No digas nada

-¡No mientas! ¡No me mientas!
Un río de lágrimas que eran pensamientos corrían por las mejillas polvorientas de la mujer.
-¿Quieres decirme la verdad? ¡Por qué no quieres decírmela! ¡Dime la verdad!
No habla nadie, y sin embargo no hay silencio.

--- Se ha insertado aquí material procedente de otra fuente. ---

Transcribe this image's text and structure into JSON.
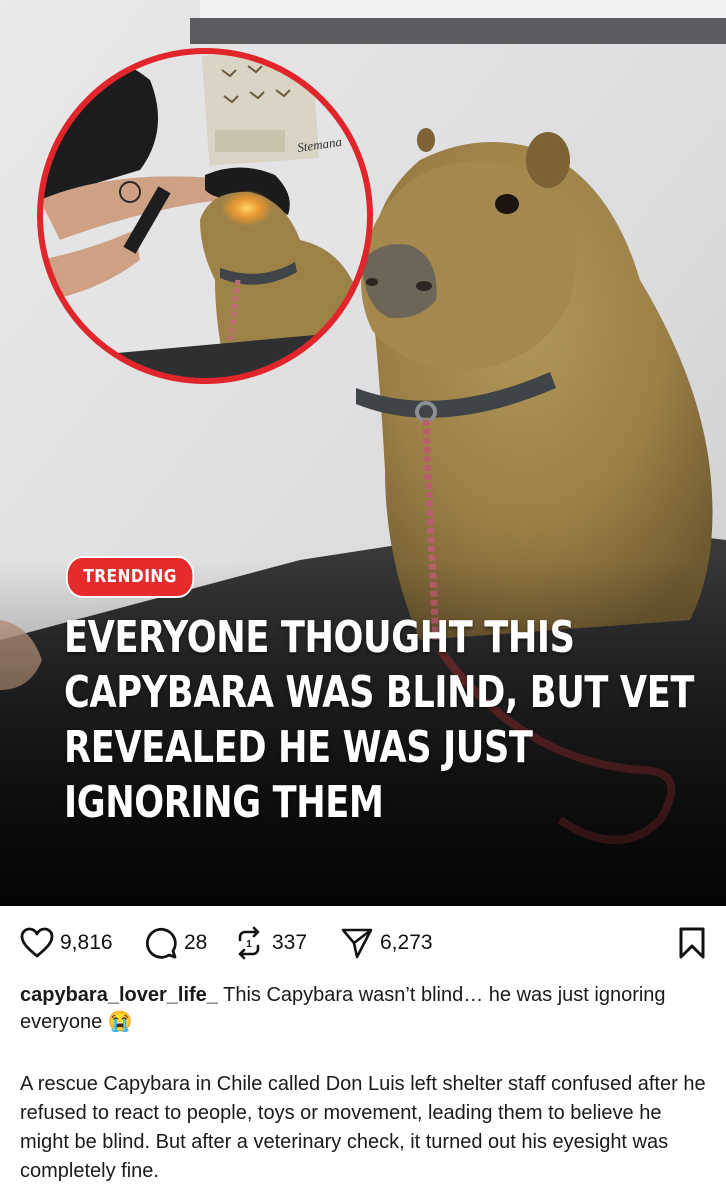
{
  "post": {
    "badge": "TRENDING",
    "headline_lines": [
      "EVERYONE THOUGHT THIS",
      "CAPYBARA WAS BLIND, BUT VET",
      "REVEALED HE WAS JUST",
      "IGNORING THEM"
    ],
    "inset_sign": "Stemana"
  },
  "actions": {
    "likes": "9,816",
    "comments": "28",
    "reposts": "337",
    "shares": "6,273"
  },
  "caption": {
    "username": "capybara_lover_life_",
    "text": "This Capybara wasn’t blind… he was just ignoring everyone",
    "emoji": "😭"
  },
  "description": "A rescue Capybara in Chile called Don Luis left shelter staff confused after he refused to react to people, toys or movement, leading them to believe he might be blind. But after a veterinary check, it turned out his eyesight was completely fine.",
  "colors": {
    "badge": "#e52b2b",
    "inset_ring": "#e0262a",
    "capybara_fur": "#a0834a"
  }
}
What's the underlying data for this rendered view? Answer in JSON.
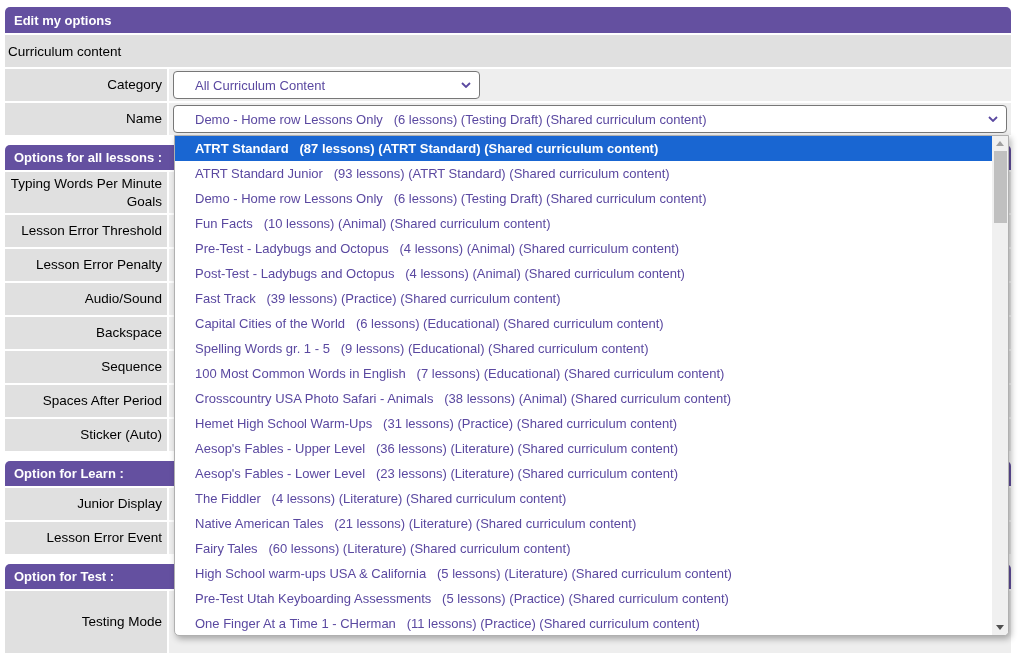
{
  "title": "Edit my options",
  "curriculum": {
    "heading": "Curriculum content",
    "fields": [
      {
        "label": "Category",
        "value": "All Curriculum Content",
        "kind": "short"
      },
      {
        "label": "Name",
        "value": "Demo - Home row Lessons Only   (6 lessons) (Testing Draft) (Shared curriculum content)",
        "kind": "wide"
      }
    ]
  },
  "sections": [
    {
      "title": "Options for all lessons :",
      "rows": [
        {
          "label": "Typing Words Per Minute Goals",
          "kind": "tall"
        },
        {
          "label": "Lesson Error Threshold",
          "kind": "normal"
        },
        {
          "label": "Lesson Error Penalty",
          "kind": "normal"
        },
        {
          "label": "Audio/Sound",
          "kind": "normal"
        },
        {
          "label": "Backspace",
          "kind": "normal"
        },
        {
          "label": "Sequence",
          "kind": "normal"
        },
        {
          "label": "Spaces After Period",
          "kind": "normal"
        },
        {
          "label": "Sticker (Auto)",
          "kind": "normal"
        }
      ]
    },
    {
      "title": "Option for Learn :",
      "rows": [
        {
          "label": "Junior Display",
          "kind": "normal"
        },
        {
          "label": "Lesson Error Event",
          "kind": "normal"
        }
      ]
    },
    {
      "title": "Option for Test :",
      "rows": [
        {
          "label": "Testing Mode",
          "kind": "double"
        }
      ]
    }
  ],
  "dropdown": {
    "options": [
      {
        "label": "ATRT Standard   (87 lessons) (ATRT Standard) (Shared curriculum content)",
        "selected": true
      },
      {
        "label": "ATRT Standard Junior   (93 lessons) (ATRT Standard) (Shared curriculum content)",
        "selected": false
      },
      {
        "label": "Demo - Home row Lessons Only   (6 lessons) (Testing Draft) (Shared curriculum content)",
        "selected": false
      },
      {
        "label": "Fun Facts   (10 lessons) (Animal) (Shared curriculum content)",
        "selected": false
      },
      {
        "label": "Pre-Test - Ladybugs and Octopus   (4 lessons) (Animal) (Shared curriculum content)",
        "selected": false
      },
      {
        "label": "Post-Test - Ladybugs and Octopus   (4 lessons) (Animal) (Shared curriculum content)",
        "selected": false
      },
      {
        "label": "Fast Track   (39 lessons) (Practice) (Shared curriculum content)",
        "selected": false
      },
      {
        "label": "Capital Cities of the World   (6 lessons) (Educational) (Shared curriculum content)",
        "selected": false
      },
      {
        "label": "Spelling Words gr. 1 - 5   (9 lessons) (Educational) (Shared curriculum content)",
        "selected": false
      },
      {
        "label": "100 Most Common Words in English   (7 lessons) (Educational) (Shared curriculum content)",
        "selected": false
      },
      {
        "label": "Crosscountry USA Photo Safari - Animals   (38 lessons) (Animal) (Shared curriculum content)",
        "selected": false
      },
      {
        "label": "Hemet High School Warm-Ups   (31 lessons) (Practice) (Shared curriculum content)",
        "selected": false
      },
      {
        "label": "Aesop's Fables - Upper Level   (36 lessons) (Literature) (Shared curriculum content)",
        "selected": false
      },
      {
        "label": "Aesop's Fables - Lower Level   (23 lessons) (Literature) (Shared curriculum content)",
        "selected": false
      },
      {
        "label": "The Fiddler   (4 lessons) (Literature) (Shared curriculum content)",
        "selected": false
      },
      {
        "label": "Native American Tales   (21 lessons) (Literature) (Shared curriculum content)",
        "selected": false
      },
      {
        "label": "Fairy Tales   (60 lessons) (Literature) (Shared curriculum content)",
        "selected": false
      },
      {
        "label": "High School warm-ups USA & California   (5 lessons) (Literature) (Shared curriculum content)",
        "selected": false
      },
      {
        "label": "Pre-Test Utah Keyboarding Assessments   (5 lessons) (Practice) (Shared curriculum content)",
        "selected": false
      },
      {
        "label": "One Finger At a Time 1 - CHerman   (11 lessons) (Practice) (Shared curriculum content)",
        "selected": false
      }
    ]
  }
}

Los ruidos en el cuarto pequeño aun seguían.
-¿Que es lo que hay ahí? ¡Que es lo que hay allí!
Era un murmullo, como de gritos ahogados que mueren por lo bajo en el cuarto del fondo, el mas alejado con respecto a su habitación y a la estancia en la que ahora se encontraban.
-No diga nada, señora. Permanezca en silencio, se lo ruego.
El silencio deshacía lentamente la tortura de la mujer, pero el hombre cuyo interior era gris y vacío ya se había entregado a la desdicha del murmullo que le mataba lentamente por dentro.
El rumor había callado, y solo se escuchaba el latido de un corazón que delataba la ausencia de un segundo latente en la sala.
-¡Cobarde!
Arrojó el cuerpo sin vida al suelo y se decidió a averiguar por si misma el origen de su reclusión y desarraigo en los últimos meses.
Le seducía de alguna forma el pavor profundo que sentía, asi que con el cuchillo en la mano se decidió a recorrer el pasillo que la separaba de su objetivo, del que era presa y cazadora al mismo tiempo.
Se encontraba ya en la mitad de su breve pero intenso trayecto cuando cayó al suelo, física y moralmente agotada. Y desde el suelo siguió avanzando, pues la fuerza de atracción de aquella puerta entreabierta era mayor que lo que quedaba de alma y espíritu en ella.
Tras haber cruzado el infierno que en otras condiciones hubieran sido no más de quince pasos, su mano se aferró al pomo de la puerta, levantando su cuerpo malherido y tambaleante.
Un golpe fue suficiente para que se abriera, y para que sus sentidos se vieran ofuscados por un mar de recuerdos sempiternos, que sin saberlo habían permanecido allí, ocultos, para volver y vencer al olvido tras la madera de una puerta que cruje bajo la humedad del llanto apagado. La mujer murió, ahogada por sus propias memorias.